In the following days, Hawkins remained indecisive about whether he wanted to return home or never step foot in his parents house again, as they explored his relationship with the family, particularly the animosity shown towards his step-mother. He described her as “mean and abusive” and that his father “sides with her everytime.” Hawkins commented she just “hates me so much” and believed it was due to his biological mother, recalling an argument they had when they first met: “I think my step mom thinks I’m just like my mom, that’s why she doesn’t like me.” He made several violent Mother’s Day cards for his stepmother, one with a hangman’s noose on the cover. On the inside, he wrote, “Thank you for not letting me kill myself” and “I tried to love you but I couldn’t.” The cards were confiscated, and in response, he said, “Why, she’s just my step-mom and she knows I hate her.”

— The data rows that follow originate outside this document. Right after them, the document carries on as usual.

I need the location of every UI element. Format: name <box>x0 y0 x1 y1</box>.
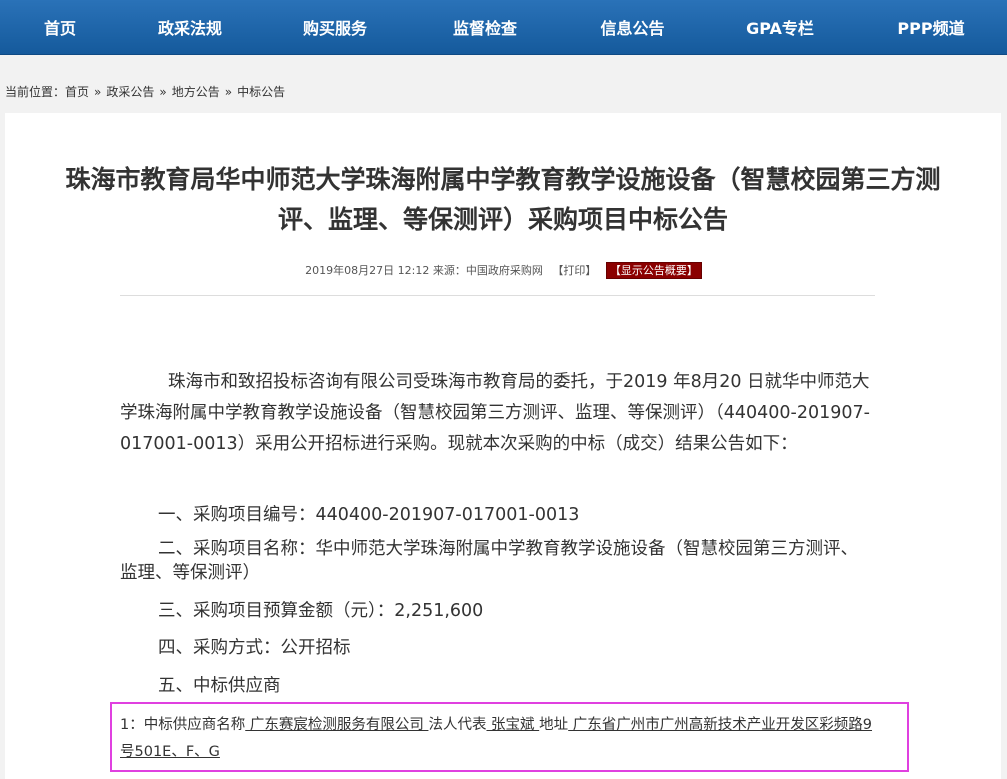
title-line-2: 评、监理、等保测评）采购项目中标公告 <box>277 205 728 234</box>
breadcrumb-home[interactable]: 首页 <box>65 85 89 99</box>
show-summary-button[interactable]: 【显示公告概要】 <box>605 262 702 279</box>
nav-home[interactable]: 首页 <box>0 15 120 39</box>
breadcrumb-separator: » <box>94 85 102 99</box>
nav-regulations[interactable]: 政采法规 <box>120 15 260 39</box>
breadcrumb-separator: » <box>159 85 167 99</box>
breadcrumb-procurement[interactable]: 政采公告 <box>106 85 154 99</box>
supplier-name: 广东赛宸检测服务有限公司 <box>245 717 429 733</box>
breadcrumb-prefix: 当前位置： <box>5 85 66 99</box>
nav-announcements[interactable]: 信息公告 <box>560 15 705 39</box>
winning-supplier-heading: 五、中标供应商 <box>158 676 281 696</box>
legal-rep: 张宝斌 <box>486 717 540 733</box>
divider <box>120 295 875 296</box>
print-link[interactable]: 【打印】 <box>552 264 596 277</box>
address-label: 地址 <box>539 717 569 733</box>
legal-rep-label: 法人代表 <box>428 717 487 733</box>
article-meta: 2019年08月27日 12:12 来源：中国政府采购网 【打印】 【显示公告概… <box>0 262 1007 279</box>
title-line-1: 珠海市教育局华中师范大学珠海附属中学教育教学设施设备（智慧校园第三方测 <box>65 165 941 194</box>
source: 来源：中国政府采购网 <box>432 264 543 277</box>
nav-supervision[interactable]: 监督检查 <box>410 15 560 39</box>
project-name: 二、采购项目名称：华中师范大学珠海附属中学教育教学设施设备（智慧校园第三方测评、… <box>120 539 858 583</box>
breadcrumb: 当前位置：首页 » 政采公告 » 地方公告 » 中标公告 <box>5 83 285 100</box>
supplier-lead: 1：中标供应商名称 <box>120 717 246 733</box>
nav-gpa[interactable]: GPA专栏 <box>705 15 855 39</box>
breadcrumb-award[interactable]: 中标公告 <box>237 85 285 99</box>
supplier-info: 1：中标供应商名称 广东赛宸检测服务有限公司 法人代表 张宝斌 地址 广东省广州… <box>120 712 880 766</box>
publish-datetime: 2019年08月27日 12:12 <box>305 264 430 277</box>
top-nav: 首页 政采法规 购买服务 监督检查 信息公告 GPA专栏 PPP频道 <box>0 0 1007 55</box>
intro-paragraph: 珠海市和致招投标咨询有限公司受珠海市教育局的委托，于2019 年8月20 日就华… <box>120 372 870 454</box>
procurement-method: 四、采购方式：公开招标 <box>158 638 351 658</box>
nav-ppp[interactable]: PPP频道 <box>855 15 1007 39</box>
breadcrumb-separator: » <box>224 85 233 99</box>
nav-purchase-services[interactable]: 购买服务 <box>260 15 410 39</box>
project-budget: 三、采购项目预算金额（元）：2,251,600 <box>158 601 484 621</box>
project-number: 一、采购项目编号：440400-201907-017001-0013 <box>158 505 580 525</box>
breadcrumb-local[interactable]: 地方公告 <box>172 85 220 99</box>
article-title: 珠海市教育局华中师范大学珠海附属中学教育教学设施设备（智慧校园第三方测 评、监理… <box>40 160 966 240</box>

Hawkins stated he was “scared” at home because his parents constantly “yell” at him, and he exhibited the same fear about an upcoming family meeting. Instead of facing them, he wished “a car would hit my family on their way here so they wouldn’t come tonight.”

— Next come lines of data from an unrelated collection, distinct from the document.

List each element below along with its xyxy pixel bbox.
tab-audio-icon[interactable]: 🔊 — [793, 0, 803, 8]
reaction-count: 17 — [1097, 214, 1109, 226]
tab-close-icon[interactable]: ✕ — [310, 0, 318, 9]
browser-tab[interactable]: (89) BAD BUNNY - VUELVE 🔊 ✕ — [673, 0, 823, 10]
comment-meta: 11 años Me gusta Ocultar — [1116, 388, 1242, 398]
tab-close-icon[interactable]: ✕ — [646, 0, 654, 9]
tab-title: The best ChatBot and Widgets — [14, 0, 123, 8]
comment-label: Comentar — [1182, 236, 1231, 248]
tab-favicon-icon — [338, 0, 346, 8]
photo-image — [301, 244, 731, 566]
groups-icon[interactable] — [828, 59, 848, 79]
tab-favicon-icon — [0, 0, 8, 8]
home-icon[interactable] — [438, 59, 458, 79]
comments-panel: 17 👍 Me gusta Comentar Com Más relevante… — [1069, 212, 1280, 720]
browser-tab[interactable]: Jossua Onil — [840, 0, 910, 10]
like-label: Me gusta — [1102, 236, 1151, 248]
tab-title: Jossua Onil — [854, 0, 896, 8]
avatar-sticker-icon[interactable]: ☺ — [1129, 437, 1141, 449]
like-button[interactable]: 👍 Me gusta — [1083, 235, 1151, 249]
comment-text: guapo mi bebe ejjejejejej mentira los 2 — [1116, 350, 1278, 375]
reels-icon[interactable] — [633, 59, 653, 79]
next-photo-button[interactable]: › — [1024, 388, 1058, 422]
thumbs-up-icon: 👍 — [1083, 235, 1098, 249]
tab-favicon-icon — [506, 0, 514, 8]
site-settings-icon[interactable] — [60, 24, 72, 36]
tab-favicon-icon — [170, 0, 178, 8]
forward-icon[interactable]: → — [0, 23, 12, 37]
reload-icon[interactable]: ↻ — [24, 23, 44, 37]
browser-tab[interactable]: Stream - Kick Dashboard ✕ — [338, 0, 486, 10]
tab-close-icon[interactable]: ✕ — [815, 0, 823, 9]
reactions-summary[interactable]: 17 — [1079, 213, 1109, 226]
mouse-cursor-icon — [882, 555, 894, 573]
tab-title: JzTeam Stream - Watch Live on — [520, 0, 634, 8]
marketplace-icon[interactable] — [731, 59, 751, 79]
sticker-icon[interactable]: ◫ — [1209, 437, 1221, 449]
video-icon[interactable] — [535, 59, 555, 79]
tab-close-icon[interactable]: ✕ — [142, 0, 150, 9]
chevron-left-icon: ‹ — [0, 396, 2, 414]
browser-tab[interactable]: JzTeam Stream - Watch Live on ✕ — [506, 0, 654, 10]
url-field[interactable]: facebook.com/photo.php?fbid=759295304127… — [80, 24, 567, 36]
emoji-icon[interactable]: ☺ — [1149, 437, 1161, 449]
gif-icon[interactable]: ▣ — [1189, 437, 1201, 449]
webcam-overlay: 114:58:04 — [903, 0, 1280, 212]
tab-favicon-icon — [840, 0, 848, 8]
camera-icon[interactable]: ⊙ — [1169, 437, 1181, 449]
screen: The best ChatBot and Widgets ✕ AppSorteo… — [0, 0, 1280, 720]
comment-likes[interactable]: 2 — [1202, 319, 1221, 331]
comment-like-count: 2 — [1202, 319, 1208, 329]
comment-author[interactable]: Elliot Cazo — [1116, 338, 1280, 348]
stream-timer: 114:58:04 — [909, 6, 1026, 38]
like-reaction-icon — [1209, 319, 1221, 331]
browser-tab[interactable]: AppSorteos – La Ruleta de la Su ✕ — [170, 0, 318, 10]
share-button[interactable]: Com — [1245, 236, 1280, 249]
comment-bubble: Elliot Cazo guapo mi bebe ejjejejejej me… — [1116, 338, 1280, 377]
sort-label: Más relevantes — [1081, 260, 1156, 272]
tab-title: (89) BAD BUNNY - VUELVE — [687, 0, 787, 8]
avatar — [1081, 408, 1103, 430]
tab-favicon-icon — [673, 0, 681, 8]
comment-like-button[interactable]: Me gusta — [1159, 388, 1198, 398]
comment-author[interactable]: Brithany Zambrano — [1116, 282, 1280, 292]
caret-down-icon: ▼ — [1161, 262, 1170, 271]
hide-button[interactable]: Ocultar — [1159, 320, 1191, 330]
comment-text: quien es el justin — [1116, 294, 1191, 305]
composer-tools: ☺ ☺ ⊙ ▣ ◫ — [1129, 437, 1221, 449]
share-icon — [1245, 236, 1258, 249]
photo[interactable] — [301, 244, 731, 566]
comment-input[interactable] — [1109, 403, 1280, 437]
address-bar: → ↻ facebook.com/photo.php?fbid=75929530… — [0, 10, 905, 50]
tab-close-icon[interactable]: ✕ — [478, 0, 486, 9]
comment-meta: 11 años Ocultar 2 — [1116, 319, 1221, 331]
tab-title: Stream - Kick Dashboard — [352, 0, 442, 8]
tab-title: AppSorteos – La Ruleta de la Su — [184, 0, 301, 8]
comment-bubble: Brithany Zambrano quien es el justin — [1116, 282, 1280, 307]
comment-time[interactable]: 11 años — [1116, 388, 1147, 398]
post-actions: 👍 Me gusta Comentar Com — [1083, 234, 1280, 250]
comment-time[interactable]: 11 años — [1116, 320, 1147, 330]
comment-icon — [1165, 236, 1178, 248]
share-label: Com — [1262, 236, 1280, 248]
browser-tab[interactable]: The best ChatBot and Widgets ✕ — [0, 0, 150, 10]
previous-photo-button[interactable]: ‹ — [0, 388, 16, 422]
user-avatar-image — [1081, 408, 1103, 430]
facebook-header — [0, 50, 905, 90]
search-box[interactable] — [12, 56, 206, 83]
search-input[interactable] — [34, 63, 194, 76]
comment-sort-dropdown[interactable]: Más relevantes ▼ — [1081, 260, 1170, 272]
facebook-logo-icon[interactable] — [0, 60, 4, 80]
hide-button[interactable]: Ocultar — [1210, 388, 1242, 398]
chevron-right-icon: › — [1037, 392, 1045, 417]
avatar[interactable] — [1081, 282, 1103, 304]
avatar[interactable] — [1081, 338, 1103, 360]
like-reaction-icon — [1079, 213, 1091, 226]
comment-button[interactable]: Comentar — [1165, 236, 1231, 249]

He displayed a noted hopelessness towards the home situation throughout his time at the facility, once commenting, “I used to cry all the time, but now I can’t even cry anymore, I don’t even feel anything.” It was also here that he first expressed fantasies of murder-suicide. He told staff, “If anything happens at home I’ll probably kill my step mom and then kill myself.”

Five years later, this desire would become generalized, as Hawkins opened fire inside Von Maur department store at Westroads Mall, leaving nine dead, including himself.